“If I do not love you I shall not love; If you shall not love, I shall not have been loved” Bertold Brecht
When winter comes to an end it loosens its hold on New Hampshire’s snow packed mountains causing the melting ice and snow to thunder down into rivers, more often than not, overflowing their banks, causing all kinds of havoc in low lying areas. It is during this time of year, between winter and spring, known as ‘mud’ season, that Ray starts having trouble swallowing.
He is diagnosed with throat cancer at Dartmouth-Hitchcock Hospital, located in Hanover, New Hampshire, an hour and a half away over unforgiving, but
beautiful, country roads. All through the summer and fall, Dot and Ray travel to Hanover for treatments that barely help. When Ray is finally hospitalized that winter, Audrey, Nora or myself make the daily drive over there with Dot. Like her, we ignore him when he tells us it doesn’t make sense to visit every day- “Why you girls are gonna kill yourselves.”
Ray does come home but he is hospitalized off and on, until late spring. When nothing seems to work anymore and Ray is unable to even take nourishment through a straw, the Doctor’s decide to put a feeding tube and send him home with medications. Dot doesn’t doubt for an instant that she is capable of doctoring him after all the years she has been taking care of her animals. Not one of us dare say out loud that Ray was coming home to die.
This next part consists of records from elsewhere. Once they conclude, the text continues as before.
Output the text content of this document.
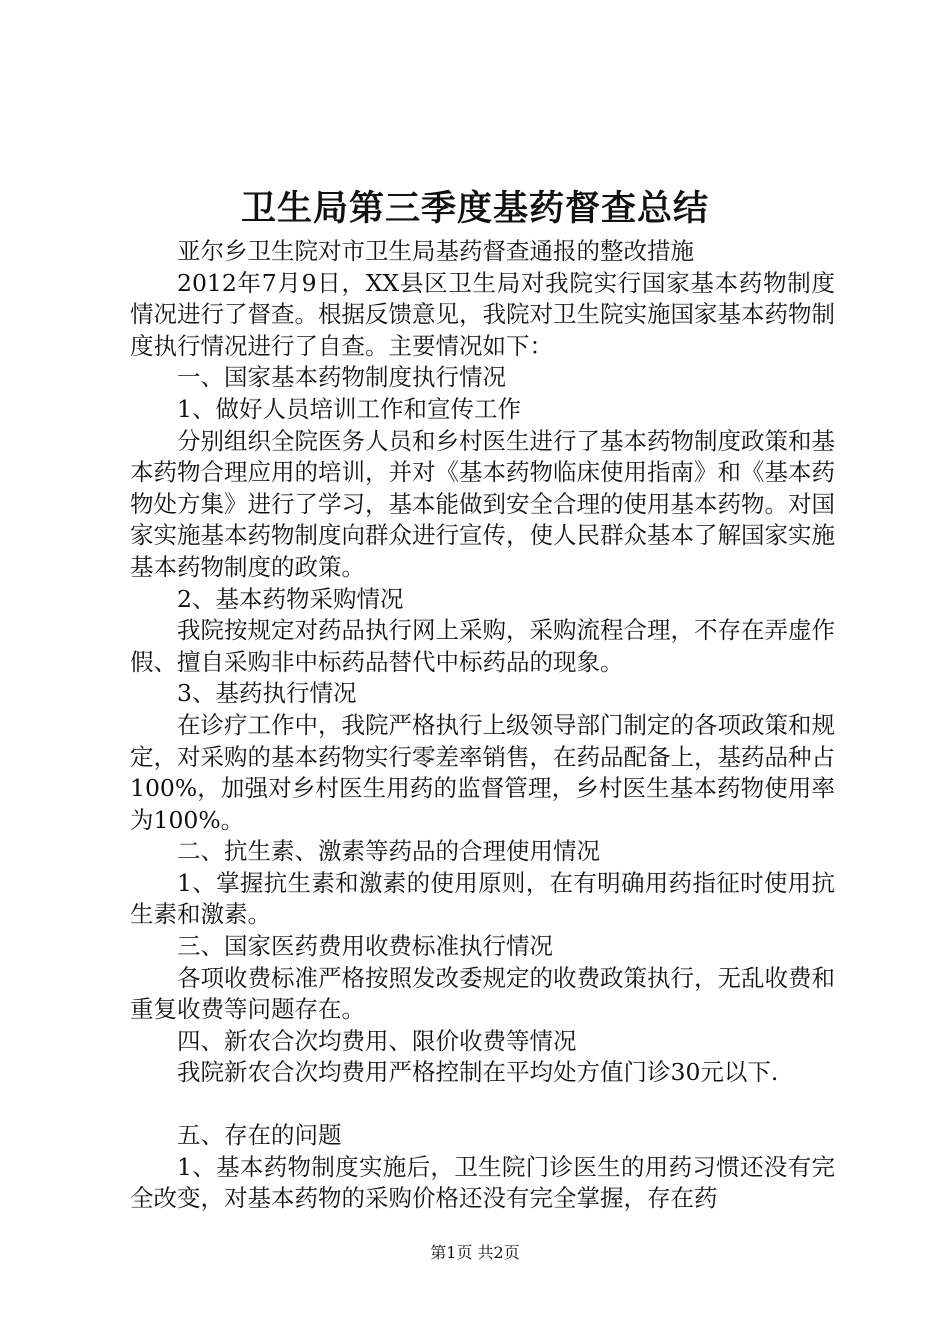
卫生局第三季度基药督查总结

亚尔乡卫生院对市卫生局基药督查通报的整改措施

2012年7月9日，XX县区卫生局对我院实行国家基本药物制度情况进行了督查。根据反馈意见，我院对卫生院实施国家基本药物制度执行情况进行了自查。主要情况如下：

一、国家基本药物制度执行情况

1、做好人员培训工作和宣传工作

分别组织全院医务人员和乡村医生进行了基本药物制度政策和基本药物合理应用的培训，并对《基本药物临床使用指南》和《基本药物处方集》进行了学习，基本能做到安全合理的使用基本药物。对国家实施基本药物制度向群众进行宣传，使人民群众基本了解国家实施基本药物制度的政策。

2、基本药物采购情况

我院按规定对药品执行网上采购，采购流程合理，不存在弄虚作假、擅自采购非中标药品替代中标药品的现象。

3、基药执行情况

在诊疗工作中，我院严格执行上级领导部门制定的各项政策和规定，对采购的基本药物实行零差率销售，在药品配备上，基药品种占100%，加强对乡村医生用药的监督管理，乡村医生基本药物使用率为100%。

二、抗生素、激素等药品的合理使用情况

1、掌握抗生素和激素的使用原则，在有明确用药指征时使用抗生素和激素。

三、国家医药费用收费标准执行情况

各项收费标准严格按照发改委规定的收费政策执行，无乱收费和重复收费等问题存在。

四、新农合次均费用、限价收费等情况

我院新农合次均费用严格控制在平均处方值门诊30元以下.

五、存在的问题

1、基本药物制度实施后，卫生院门诊医生的用药习惯还没有完全改变，对基本药物的采购价格还没有完全掌握，存在药

第1页 共2页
Audrey, Nora, and I arrive daily and join Dot’s sisters, forming a seamless circle around Dot and Ray, and taking over the chores for Dot so she is free to spend her time ministering to her Ray.
One morning, I call Dot telling her I am on my way and does she needs anything else, she says,
“Honey, Ray and I have some business to clear up this morning. Let me ring you back when we’re done.”
When Dot phones shortly after noontime she says, “Well honey, Ray and I had ourselves a lovely morning together and he is at peace now. Call the other girls, will ya, and come sit with me. Ray’s body is going to be leaving soon. I called up north already to his son.”
I knew Ray had a grown son, along with a wife he never got around to divorcing. And although Ray hadn’t seen much of them for almost twenty years, when he knew he was dying he’d asked Dot to let them know when he was gone. Even so I am taken aback when I get to Dot’s and find a hearse and aged station wagon waiting in the yard.
I join Dot, who is standing off to the side of the porch, arms crossed over her chest, staring at the doorway where the gurney with Ray’s body will exit. She says, “Ray will be leaving soon. The son and wife showed up pretty quick after I called them. They’re in there now, and are gonna hustle him out of here and bury him in their family plot up in Littleton on Tuesday. We’ll all go up for the funeral.”
Tuesday morning Audrey, Nora and I pile into the Powder Blue Caddy with Dot and make the 40 mile trip to Littleton, where we sit in the back pews of the church, paying our last respects.
Later, gathered in Dot’s kitchen, we feel Ray’s absence, and see in Dot’s eyes the shock of her loss.
Dot and Ray loved each other with a fierceness that outsiders only saw as playful teasing. Ray loved Dot’s independence, and this simple yet monumental gift allowed Dot to trust him enough to let her guard down. She let Ray move into her empty house and her heart, where he filled up all the lonely spaces hidden inside her. Spaces that had accumulated over the years, so quietly, she didn’t even recognize they were ever there, until they all disappeared.
We sit with her for hours, trying to comfort her, knowing nothing will ever fill the emptiness. After a time a great smile comes across Dot’s face, and we could see her eyes, bright as firelight before she clears her throat and says softly, “Well girls, Ray n’ me, we had a hell of a good time together and I had the best of him. Guess a woman can’t ask for nothing more than one good man!
Unless its another good man. But that’s another Dot story!